In the fallout, teammate and fellow Brazilian Neymar took to Instagram to show support, launching the hashtag #weareallmonkeys, which many prominent footballers and celebrities joined in with.
The hashtag initially began as an act of solidarity between Brazilian teammates; a beautiful but flawed gesture. It seems so simple to unite against racism with the banana as a symbol, but it misses what the banana was symbolising. It is an attempt at solidarity, but half of those in the photos will never be called monkeys by anyone. Those people do not need to reclaim the insult, they need to fight the abusers.
It then spread beyond people of colour, with a few Italian MPs, various Europeans and white people joining in. Showing support and solidarity is always welcome but again, we are not all monkeys because those people will never face that slur. Eating a banana is easy for them, but their job and responsibility is to go further.
Luis Suarez joining in highlighted the futility of the hashtag. Here is a man who has used racially abusive language towards Patrice Evra, consistently insisted he did nothing wrong, and recently claimed the case against him was false. He apologised to everyone except his victim, and is now using a hashtag to show unity along with Say No To Racism. It may be that he sees the racism in throwing bananas, but not in taunting a man about the colour of his skin, but they are equally as heinous and both racist. The dismissal of the latter makes it harder to properly tackle racism. There was no hashtag campaign for Evra's abuse by a colleague, but plenty of abuse of Evra himself by Liverpool fans. Most recognise monkey chants as wrong but other types of abuse are not only still tolerated but, in the case of Liverpool Football Club's Suarez t-shirts, institutionally defended. All this serves to do is highlight that in football, tribalism still trumps equality.
Finally, Alves's reaction has been lauded as ‘the best’ reaction in some places. This is extremely troubling. Alves chose to react by eating the banana, but what if he had thrown it back at the crowd? Or walked off the pitch and refused to play? Or confronted the racist? Are all these reactions deemed inferior? The truth is there is no ‘best’ reaction to racism. Everyone will react differently. Exalting Alves’s response over other’s helps those who wish we ‘weren’t so angry’ when we fight racism.
A better show of solidarity would have been to pressure Villarreal, other clubs, UEFA and FIFA to take harsher sanctions against any club with racist fans whilst resolving to educate those around them. They currently giver larger fines to players who wear sponsored underwear than they do to clubs that have racist fans.

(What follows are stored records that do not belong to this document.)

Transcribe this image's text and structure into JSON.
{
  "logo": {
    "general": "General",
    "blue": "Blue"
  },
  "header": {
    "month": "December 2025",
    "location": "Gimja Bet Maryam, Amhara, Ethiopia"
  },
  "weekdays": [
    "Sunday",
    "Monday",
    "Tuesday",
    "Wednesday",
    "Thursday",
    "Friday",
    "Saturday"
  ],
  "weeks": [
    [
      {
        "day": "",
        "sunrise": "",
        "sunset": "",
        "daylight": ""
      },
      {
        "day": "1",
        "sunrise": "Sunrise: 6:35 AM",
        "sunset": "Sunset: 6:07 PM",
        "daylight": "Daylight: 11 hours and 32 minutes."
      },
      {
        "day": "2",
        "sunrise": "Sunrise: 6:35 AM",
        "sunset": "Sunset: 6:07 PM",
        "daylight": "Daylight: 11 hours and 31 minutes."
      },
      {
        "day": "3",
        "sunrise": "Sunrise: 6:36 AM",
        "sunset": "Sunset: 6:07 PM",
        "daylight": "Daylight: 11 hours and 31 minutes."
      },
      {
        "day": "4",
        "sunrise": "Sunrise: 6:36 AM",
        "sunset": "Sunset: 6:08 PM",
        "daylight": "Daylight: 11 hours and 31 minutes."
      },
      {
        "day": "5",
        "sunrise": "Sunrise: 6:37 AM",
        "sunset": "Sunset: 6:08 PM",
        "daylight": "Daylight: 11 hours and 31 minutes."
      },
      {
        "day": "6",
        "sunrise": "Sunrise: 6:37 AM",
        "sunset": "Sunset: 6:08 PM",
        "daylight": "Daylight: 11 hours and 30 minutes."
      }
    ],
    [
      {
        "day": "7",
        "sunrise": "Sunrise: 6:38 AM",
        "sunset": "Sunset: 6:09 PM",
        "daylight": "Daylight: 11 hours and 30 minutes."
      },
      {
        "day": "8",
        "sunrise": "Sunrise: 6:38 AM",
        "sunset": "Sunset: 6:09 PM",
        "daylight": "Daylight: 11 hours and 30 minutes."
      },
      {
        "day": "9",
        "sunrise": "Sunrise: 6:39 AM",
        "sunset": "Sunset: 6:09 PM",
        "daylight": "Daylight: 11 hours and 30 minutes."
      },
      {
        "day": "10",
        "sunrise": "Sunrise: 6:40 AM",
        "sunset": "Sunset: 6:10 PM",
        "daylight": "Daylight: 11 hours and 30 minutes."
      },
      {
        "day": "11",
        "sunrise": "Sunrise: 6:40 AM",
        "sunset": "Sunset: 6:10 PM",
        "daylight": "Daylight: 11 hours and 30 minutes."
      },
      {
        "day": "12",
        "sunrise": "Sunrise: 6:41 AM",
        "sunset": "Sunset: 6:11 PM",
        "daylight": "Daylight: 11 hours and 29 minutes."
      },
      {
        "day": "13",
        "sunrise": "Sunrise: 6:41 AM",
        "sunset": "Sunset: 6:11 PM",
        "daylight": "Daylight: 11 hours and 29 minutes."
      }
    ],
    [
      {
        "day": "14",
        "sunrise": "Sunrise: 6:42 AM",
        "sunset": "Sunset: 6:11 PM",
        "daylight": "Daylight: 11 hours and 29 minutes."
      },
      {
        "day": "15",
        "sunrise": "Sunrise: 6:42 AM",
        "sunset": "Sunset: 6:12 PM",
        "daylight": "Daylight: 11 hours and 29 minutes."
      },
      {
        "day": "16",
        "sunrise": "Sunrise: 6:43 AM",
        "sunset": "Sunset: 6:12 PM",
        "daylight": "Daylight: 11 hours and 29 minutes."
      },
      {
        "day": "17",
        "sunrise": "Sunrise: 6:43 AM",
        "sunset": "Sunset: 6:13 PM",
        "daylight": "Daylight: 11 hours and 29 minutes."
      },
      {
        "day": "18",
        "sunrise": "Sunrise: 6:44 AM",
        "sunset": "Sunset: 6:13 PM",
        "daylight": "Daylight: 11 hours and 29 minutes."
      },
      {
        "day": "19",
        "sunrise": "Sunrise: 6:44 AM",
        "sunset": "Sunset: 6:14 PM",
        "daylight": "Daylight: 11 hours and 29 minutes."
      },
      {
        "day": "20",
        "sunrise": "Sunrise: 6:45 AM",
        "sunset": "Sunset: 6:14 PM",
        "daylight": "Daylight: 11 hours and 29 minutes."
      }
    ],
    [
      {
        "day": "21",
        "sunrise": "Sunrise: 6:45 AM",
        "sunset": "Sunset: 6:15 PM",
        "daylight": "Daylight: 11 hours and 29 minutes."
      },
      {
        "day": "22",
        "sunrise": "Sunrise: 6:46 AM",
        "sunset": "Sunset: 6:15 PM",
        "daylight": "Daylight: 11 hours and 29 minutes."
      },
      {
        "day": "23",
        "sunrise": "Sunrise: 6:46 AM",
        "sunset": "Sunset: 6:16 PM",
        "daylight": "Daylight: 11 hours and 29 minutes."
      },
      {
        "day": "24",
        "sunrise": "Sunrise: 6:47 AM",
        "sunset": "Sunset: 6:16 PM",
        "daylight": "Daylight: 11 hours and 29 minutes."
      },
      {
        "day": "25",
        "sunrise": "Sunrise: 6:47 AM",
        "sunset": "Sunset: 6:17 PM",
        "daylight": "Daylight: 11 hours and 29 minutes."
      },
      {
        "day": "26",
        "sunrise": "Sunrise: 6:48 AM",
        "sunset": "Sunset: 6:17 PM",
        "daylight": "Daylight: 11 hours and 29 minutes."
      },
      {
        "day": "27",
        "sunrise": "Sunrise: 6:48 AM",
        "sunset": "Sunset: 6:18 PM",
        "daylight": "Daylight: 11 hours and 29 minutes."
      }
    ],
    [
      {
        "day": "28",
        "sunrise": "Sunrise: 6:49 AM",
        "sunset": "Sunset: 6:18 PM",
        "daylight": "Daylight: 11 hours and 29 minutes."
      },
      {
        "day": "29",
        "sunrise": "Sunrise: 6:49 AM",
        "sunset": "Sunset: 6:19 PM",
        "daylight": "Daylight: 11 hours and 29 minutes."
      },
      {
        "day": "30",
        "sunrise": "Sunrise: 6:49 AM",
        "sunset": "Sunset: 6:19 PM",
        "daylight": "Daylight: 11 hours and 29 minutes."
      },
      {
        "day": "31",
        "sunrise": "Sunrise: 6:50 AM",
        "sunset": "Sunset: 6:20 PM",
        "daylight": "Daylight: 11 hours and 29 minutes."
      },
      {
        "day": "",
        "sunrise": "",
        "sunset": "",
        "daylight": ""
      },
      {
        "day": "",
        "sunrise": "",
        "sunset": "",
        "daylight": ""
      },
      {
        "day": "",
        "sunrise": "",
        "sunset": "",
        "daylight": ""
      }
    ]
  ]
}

Villarreal identified and banned the fan for life within 24 hours, with help from the fans, and that is to be commended. But when the incident occurred, other fans merely watched. Standing by whilst bananas are thrown and people are racially abused is just as bad as being the abuser. Inactivity fuels the ability for these incidents to continue. The sanctions meted out by Villarreal at the very least needs to be followed up by a FIFA ban across all stadiums in all FIFA nations, and come with an honest inspection of racism in the whole sport.
Support and solidarity does not require the co-opting of an experience. Reclaiming a word only works with the oppressed group - only some of us get called monkeys. It's time to wake up to why, and to realise and combat all forms of racism that permeate through football and society. The fight against racism should be proactive, not reactive.